As lágrimas caíram. Ao ler as mensagens deixadas num improvisado memorial a Jo Cox, deputado do Labour que na semana passada foi assassinada, e tantas flores, Moira Murray não se conteve. Poucos conheciam Jo Cox, mas a sua vida acabou revelada pelos acontecimentos. Dedicava-se a causas sociais e defendia quem estava em posições mais desfavorecidas. Era deputada do partido trabalhista e morreu às mãos de um extremista.
Moira Murray volta a emocionar-se. E lamenta o discurso extremado, de quem apela à saída do Reino unido da União Europeia. "Encorajam o racismo e esta terrível violência". O memorial, em frente ao Parlamento britânico, é agora mais um registo para os turistas de máquina em punho.

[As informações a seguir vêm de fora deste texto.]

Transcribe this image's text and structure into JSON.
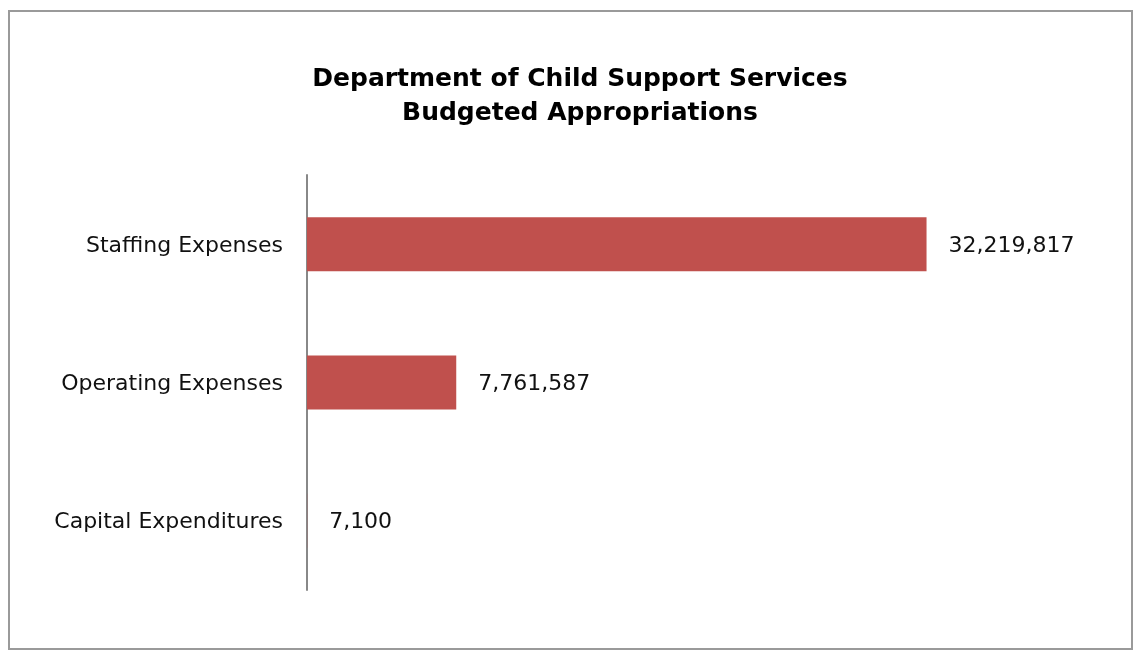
{
  "chart_data": {
    "type": "bar",
    "orientation": "horizontal",
    "title": "Department of Child Support Services\nBudgeted Appropriations",
    "categories": [
      "Staffing Expenses",
      "Operating Expenses",
      "Capital Expenditures"
    ],
    "values": [
      32219817,
      7761587,
      7100
    ],
    "value_labels": [
      "32,219,817",
      "7,761,587",
      "7,100"
    ],
    "color": "#c0504d"
  }
}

Andrew acredita que este acontecimento não terá reflexo no resultado do referendo. Mas aponta o dedo ao que alguns britânicos se tornaram. Diz ser socialista de coração, mas não o socialista que ensinam na escola, do Lenine e Estaline. Assume que não sabia muito da deputada, mas agora gostaria de ter mais políticos como Cox. "É triste acontecer isto a quem faz o que é correcto". Aproveita para os atacar. "Os políticos não se preocupam em dizer a verdade, mas a construir uma narrativa".
E ambos os lados das campanhas não têm dito, acredita, toda a verdade. Atira em particular a Nigel Farage, lider do UKIP, e a Michael Gove. Já em relação a Boris Johnson, as comparações são feitas com Trump.
Moira faz o mesmo paralelismo: já imaginou o Reino Unido ter como primeiro-ministro Boris Johnson e os EUA como presidente Trump?, pergunta horrorizada. "É um oportunista. Quer chegar ao poder. E finge ser uma pessoa simpática. Mas não é. É uma pessoa cheia de esquemas que quer ganhar poder". Aponta para os arranha-céus do outro lado do Rio Tamisa, para dizer que foram autorizados por Johnson quando era presidente da câmara de Londres. "E estão vazios..." e os jovens têm de pagar rendas altíssimas pelas casas, atira. Num desses prédios, do outro lado do rio, está registada a sede do Vote Leave, a campanha autorizada de Boris Johnson. Mas quem por lá passa, não diz que ali reside o coração da campanha.
Nem uma bandeira, nem um cartaz
Aliás, por Londres, pouco se vai notando que dentro de dois dias há um referendo, que pode mudar a face do Reino unido. Andrew diz que é normal. Acredita que os britânicos, apesar de lerem muito, estão mal informados. Não se discutem os assuntos devidamente, diz. Para Moira, o debate centrou-se demasiado nos emigrantes e no racismo. Andrew lamenta ter descoberto um país tão racista. E, por isso, até vai admitindo que se o extremismo vencer... saia à rua a reclamar. Moira nem quer pensar nesse cenário. "I hope we stay", diz depois de confessar ter visitado Lisboa e ter gostado muito.